The federations have made it a priority to close that gap, Berkofsky said.
In May, the federation held its first conference for professional federation women, attracting 75 female federation executives, fundraisers, vice presidents and marketers to network and discusses strategies and obstacles that might impede their careers.
Last December, the Jewish Federations expanded paid maternity leave to up to 12 weeks for three-year employees. The organization took a step toward family friendliness by extending paternity leave for fathers and adopted parents to one month from five days. New policies also allowed employees to create more flexible schedules and telecommute more easily. An earlier policy, ended in 2005, had docked 5 percent of daily pay for each day worked from home.
“Our position has been that women are affected disproportionally by unfair workplaces,” said Shifra Bronznick, the president of Advancing Women Professionals and the Jewish Community, which promotes female leadership in Jewish communal organizations. “They had no good policies.”
Shortly after Silverman took office, she called him and said, “I have three things to tell you: women, flexibility policies, social justice.”
A year-and-a-half later, Bronznick says, there have been marked improvements to the federations’ culture.
The federation made sure that the panel of judges for this year’s Jewish Heroes contest was equally split between genders.
Aside from the workplace policy changes at the national umbrella organization, a growing number of women have been appointed to leadership roles. Seven of the 14 senior managers at Jewish Federations now are women, and the chair of the board of trustees, Kathy Manning, is a woman.
In the last year, 11 federations across the United States have hired women for their top positions, expanding the number of female federation CEOs to a record 50 out of 157 in North America.
“We wanted to make sure that federations are places where Jews, and Jewish women specifically, want to work,” Berkofsky said.
Jennifer Gorovitz, became the first head of a big-city federation in May 2010, at the Jewish Community Federation of San Francisco, Marin and Sonoma Counties. In August, Deborah Corber was appointed executive of Montreal’s federation CJA.
Putting more women at the top isn’t simply a matter of righting historical imbalances but of making sure the talent pool is not halved by eliminating women, and finding people with qualities federations might lack, say federation officials and activists.
“From a volunteer perspective, when women are in leadership positions they bring people to the table in a different way,” said Susan Kramer, who in January was appointed the CEO and president of the Jewish Federation of Greater Dallas.
Federation officials attribute the growing number of female leaders to a greater willingness to look outside the federation system for talent, as well as improvements in training and supporting female leaders already in the system.
With a significant portion of federation leaders expected to retire within the next few years, this decade will be critical, according to Manning, the chairwoman of the Jewish Federations.
“There will be big jobs opening up across the country,” she said. “It is a chance for well-qualified women to step into those positions.”
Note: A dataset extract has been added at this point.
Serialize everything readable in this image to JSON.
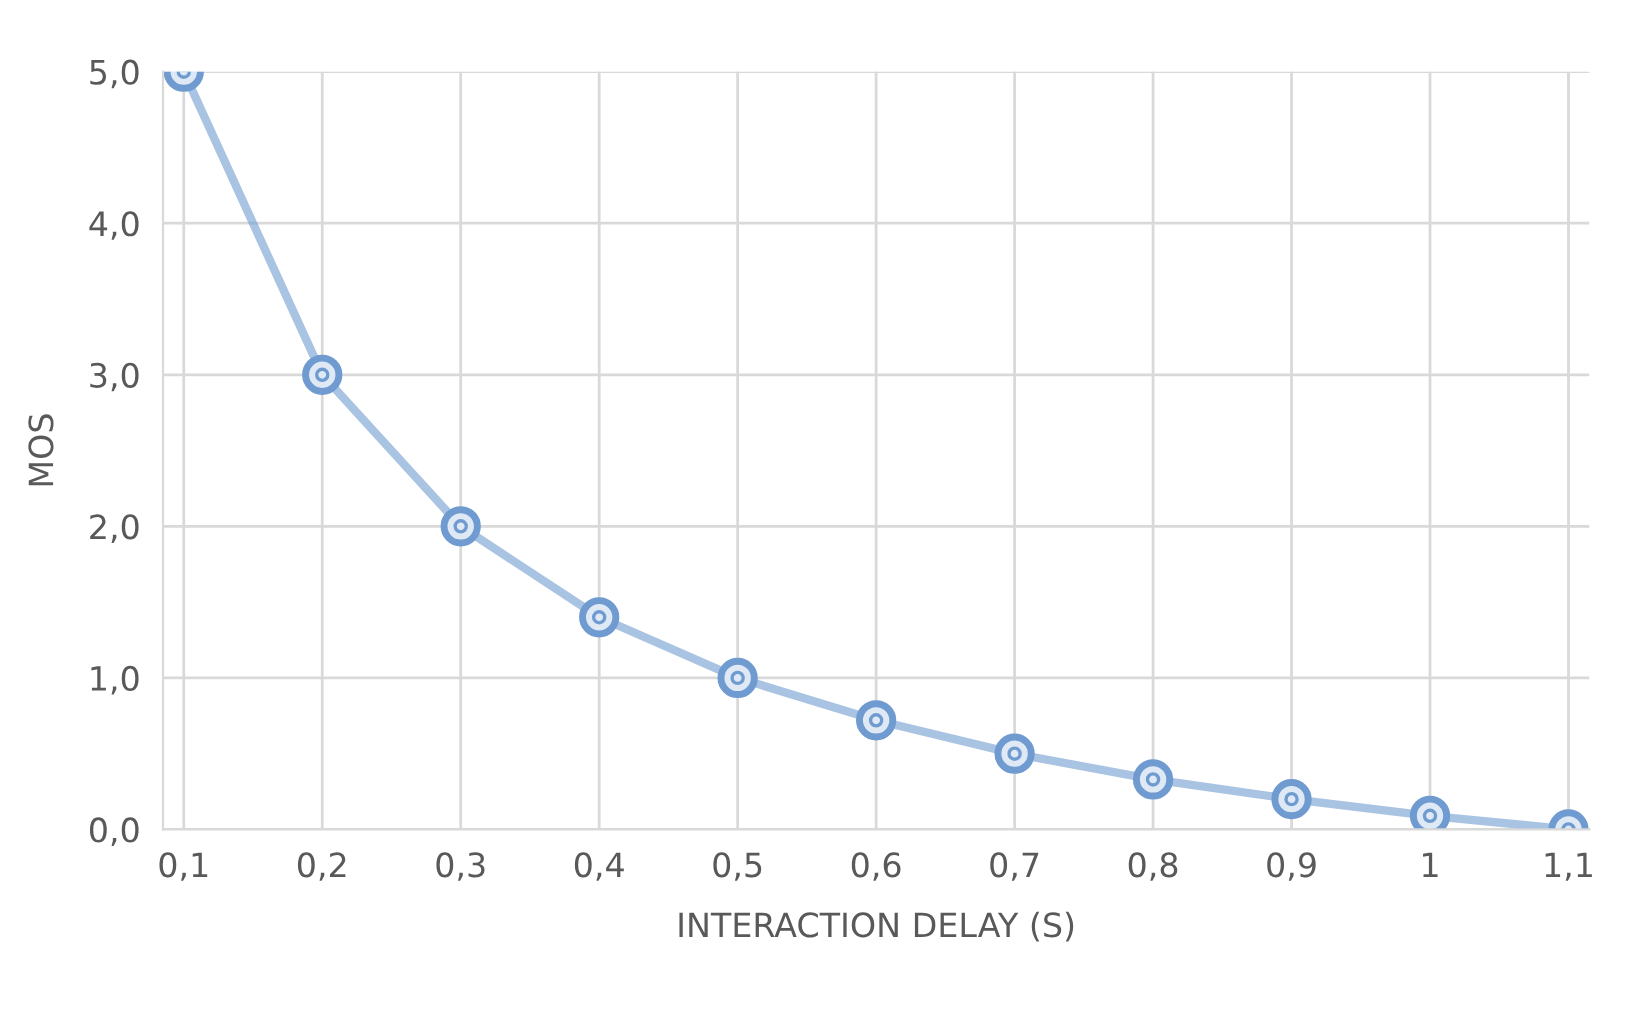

Bronznick worries that despite the improvements, parts of the federation world remain resistant to promoting women.
“In the federation world they tend to say that women don’t want these jobs,” she said. “These organizations have to see themselves as talent spotters and cultivators, and setting people up for success.
“They need to be change agents,” Bronznick added, “and I don’t see that happening at the level of intensity that current conditions require. I think people are looking towards incremental change, and I think we need fundamental change.”